‘White Boy Rick’ Movie Review: Prosaic, shallow telling of a striking life

As with James “Whitey” Bulger or the Kray twins, Richard Wershe Jr. has a crime-glazed life primed for the movies. In times when we, for argument’s sake let’s assume “we” means the majority, juggled homework, young love or existential crises from not knowing which career to pursue, the Michigan native dealt — literally — with cocaine, its top dealers, their federal apprehenders and lifelong imprisonment for a nonviolent drug offense. What’s that about your teenage years being wild again?
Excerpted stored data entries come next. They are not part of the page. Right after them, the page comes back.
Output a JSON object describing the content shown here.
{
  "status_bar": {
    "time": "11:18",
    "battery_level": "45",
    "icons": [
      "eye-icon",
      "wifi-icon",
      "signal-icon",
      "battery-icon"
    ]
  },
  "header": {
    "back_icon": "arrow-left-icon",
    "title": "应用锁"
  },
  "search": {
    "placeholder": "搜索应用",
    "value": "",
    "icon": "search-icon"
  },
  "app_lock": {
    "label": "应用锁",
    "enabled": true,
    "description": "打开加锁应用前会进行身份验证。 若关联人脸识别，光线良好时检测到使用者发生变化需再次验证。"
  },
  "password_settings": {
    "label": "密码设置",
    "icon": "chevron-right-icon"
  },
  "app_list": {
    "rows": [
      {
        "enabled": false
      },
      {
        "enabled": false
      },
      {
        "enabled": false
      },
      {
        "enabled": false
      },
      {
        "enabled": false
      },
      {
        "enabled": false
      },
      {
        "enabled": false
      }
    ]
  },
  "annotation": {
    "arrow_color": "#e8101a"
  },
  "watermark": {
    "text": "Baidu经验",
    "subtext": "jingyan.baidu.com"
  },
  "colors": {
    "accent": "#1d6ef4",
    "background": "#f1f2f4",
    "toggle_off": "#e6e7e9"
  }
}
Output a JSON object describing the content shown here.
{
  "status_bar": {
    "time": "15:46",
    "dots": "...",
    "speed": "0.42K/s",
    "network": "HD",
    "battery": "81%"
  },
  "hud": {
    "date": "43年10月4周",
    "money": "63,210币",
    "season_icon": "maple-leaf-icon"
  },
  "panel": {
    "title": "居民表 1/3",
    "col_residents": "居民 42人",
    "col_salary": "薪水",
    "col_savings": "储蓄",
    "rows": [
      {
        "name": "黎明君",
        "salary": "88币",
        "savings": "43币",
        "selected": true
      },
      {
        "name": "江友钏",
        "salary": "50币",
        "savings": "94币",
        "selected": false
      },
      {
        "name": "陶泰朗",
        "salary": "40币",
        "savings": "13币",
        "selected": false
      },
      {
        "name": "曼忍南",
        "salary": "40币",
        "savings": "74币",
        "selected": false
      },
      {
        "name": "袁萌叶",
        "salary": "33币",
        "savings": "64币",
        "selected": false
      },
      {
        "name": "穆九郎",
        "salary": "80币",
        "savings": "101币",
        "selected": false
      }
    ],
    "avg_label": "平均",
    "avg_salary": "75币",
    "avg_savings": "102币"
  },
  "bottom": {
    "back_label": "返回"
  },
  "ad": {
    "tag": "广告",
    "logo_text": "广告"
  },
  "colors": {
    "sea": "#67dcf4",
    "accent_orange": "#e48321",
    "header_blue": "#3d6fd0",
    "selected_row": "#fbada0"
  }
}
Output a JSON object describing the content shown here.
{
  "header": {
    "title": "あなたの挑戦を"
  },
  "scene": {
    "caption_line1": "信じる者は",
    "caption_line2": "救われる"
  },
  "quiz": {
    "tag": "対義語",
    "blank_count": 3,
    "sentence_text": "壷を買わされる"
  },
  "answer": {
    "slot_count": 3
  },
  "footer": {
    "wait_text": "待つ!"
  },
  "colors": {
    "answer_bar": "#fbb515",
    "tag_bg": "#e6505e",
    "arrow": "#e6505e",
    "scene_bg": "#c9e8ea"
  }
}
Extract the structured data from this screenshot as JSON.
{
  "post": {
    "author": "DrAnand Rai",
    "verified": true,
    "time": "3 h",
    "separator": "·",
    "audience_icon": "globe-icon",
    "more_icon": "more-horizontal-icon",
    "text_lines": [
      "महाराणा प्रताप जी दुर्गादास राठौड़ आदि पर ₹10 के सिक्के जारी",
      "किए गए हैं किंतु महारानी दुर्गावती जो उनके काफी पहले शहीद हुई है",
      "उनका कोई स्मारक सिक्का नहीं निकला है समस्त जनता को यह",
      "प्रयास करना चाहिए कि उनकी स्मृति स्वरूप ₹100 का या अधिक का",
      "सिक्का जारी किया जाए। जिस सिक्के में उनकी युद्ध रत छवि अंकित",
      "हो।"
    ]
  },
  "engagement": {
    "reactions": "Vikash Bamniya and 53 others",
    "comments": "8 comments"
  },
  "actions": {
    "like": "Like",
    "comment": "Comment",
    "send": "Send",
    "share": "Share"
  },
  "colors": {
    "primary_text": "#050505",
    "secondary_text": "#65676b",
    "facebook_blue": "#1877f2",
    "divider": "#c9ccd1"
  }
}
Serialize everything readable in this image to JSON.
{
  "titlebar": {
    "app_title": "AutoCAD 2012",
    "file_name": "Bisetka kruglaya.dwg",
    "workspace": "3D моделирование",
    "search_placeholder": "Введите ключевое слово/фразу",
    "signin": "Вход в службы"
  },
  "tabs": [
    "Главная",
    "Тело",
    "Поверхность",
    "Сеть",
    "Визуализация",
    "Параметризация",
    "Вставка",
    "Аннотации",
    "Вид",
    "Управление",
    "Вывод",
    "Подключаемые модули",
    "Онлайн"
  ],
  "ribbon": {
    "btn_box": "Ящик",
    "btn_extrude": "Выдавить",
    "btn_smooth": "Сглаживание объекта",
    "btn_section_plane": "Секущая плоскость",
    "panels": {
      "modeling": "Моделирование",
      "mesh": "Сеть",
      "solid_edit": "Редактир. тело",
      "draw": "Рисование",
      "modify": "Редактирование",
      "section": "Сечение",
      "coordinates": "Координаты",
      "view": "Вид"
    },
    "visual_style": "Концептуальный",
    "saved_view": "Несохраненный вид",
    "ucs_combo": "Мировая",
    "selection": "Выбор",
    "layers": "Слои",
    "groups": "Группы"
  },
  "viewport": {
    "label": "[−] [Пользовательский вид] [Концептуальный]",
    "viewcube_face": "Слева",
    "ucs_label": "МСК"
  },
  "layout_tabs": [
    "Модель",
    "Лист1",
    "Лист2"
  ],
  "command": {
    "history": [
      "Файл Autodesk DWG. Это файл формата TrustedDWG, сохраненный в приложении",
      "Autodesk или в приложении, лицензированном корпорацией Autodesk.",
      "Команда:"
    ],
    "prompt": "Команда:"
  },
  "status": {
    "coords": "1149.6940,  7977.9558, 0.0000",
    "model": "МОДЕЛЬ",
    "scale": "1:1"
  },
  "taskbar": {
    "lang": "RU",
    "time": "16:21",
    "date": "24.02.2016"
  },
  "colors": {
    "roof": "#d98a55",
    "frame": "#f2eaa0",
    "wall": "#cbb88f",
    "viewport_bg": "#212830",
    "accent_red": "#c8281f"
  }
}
Yet, as with Black Mass and Legend, White Boy Rick is a missed shot, an effort that nullifies its subject and in turn degrades their ability to inform and entertain. The promise of a rousing higher-they-climb-harder-they-fall tale of a criminal is there (and is promoted), but what shows up amounts to a briefcase with air inside: a vague ascent, impact-free descent and zero cause to do some follow-up research. Do attempt to muster some for the latter, still — The Trials of White Boy Rick from writer Evan Hughes for Atavist Magazine is a good start — so you can recover from the washout.

That said, where the film completely fails to be a true-crime affair — let alone that and a commentary on systemic injustice — it at least has dramatic performances that will always capture your attention. Richie Merritt, in his debut role, exudes the swagger to convince that Rick can go one-on-one — or, ideally, be one — with those who have inhabited the underworld for way longer. You’ll see that right away, too, in the opening where Rick, while at a gun show, foils a man’s plan to sell him a Russian AK that is actually Egyptian-made. Merritt’s turn, one full of quiet strength and palpable gravity, reminds that of James Frecheville in Animal Kingdom, then also a newcomer.

It’s definitely a blessing when surrounding the young actor are performers who make being enticing an effortless act; Matthew McConaughey (as Rick Sr.) chews every scene he’s in — yes, even with that mullet — but always rivaling him (and it’s fitting, character-wise) is Bel Powley as Rick’s older sister, Dawn. The girl has a home and a bed, though they are second to the den and the mattress at the dealer’s in another part of the Motor City. Powley’s strongest moment is no doubt the heartrending scene where her character undergoes withdrawal at home and becoming a total-180 of her loose-cannon, to-hell-with-custard vibe in the beginning.

With these domestic goings-on, The Wershes seems like it would have been a more fitting title for the film. And it is, so long as the trio of government agents played by charismatic (and underused) Jennifer Jason Leigh, Rory Cochrane and Brian Tyree Henry are not in the frame and from there steer the narrative back on the White Boy Rick track. It’s in the sequences featuring them that director Yann Demange (’71) is in control of the better, and perhaps more correct, version of the film, the one where we get to assume Rick’s eyesight and cultivate a take on the justness of justice. That right there should have been the focus, but then it’s back to the familial dysfunctionality and, in turn, the dimming in significance of someone who has amassed enough cred to have “SNOW MAN” as his car’s license plate. Perhaps the opportunity to learn more about the Icarus of the 1980s Detroit’s drug scene will be in another reel down the line, one that will spelunk into the individual (truly and wholly), his connections (friends and employers are gone just as they show up) and the discussions he raised (that are still worth talking about today).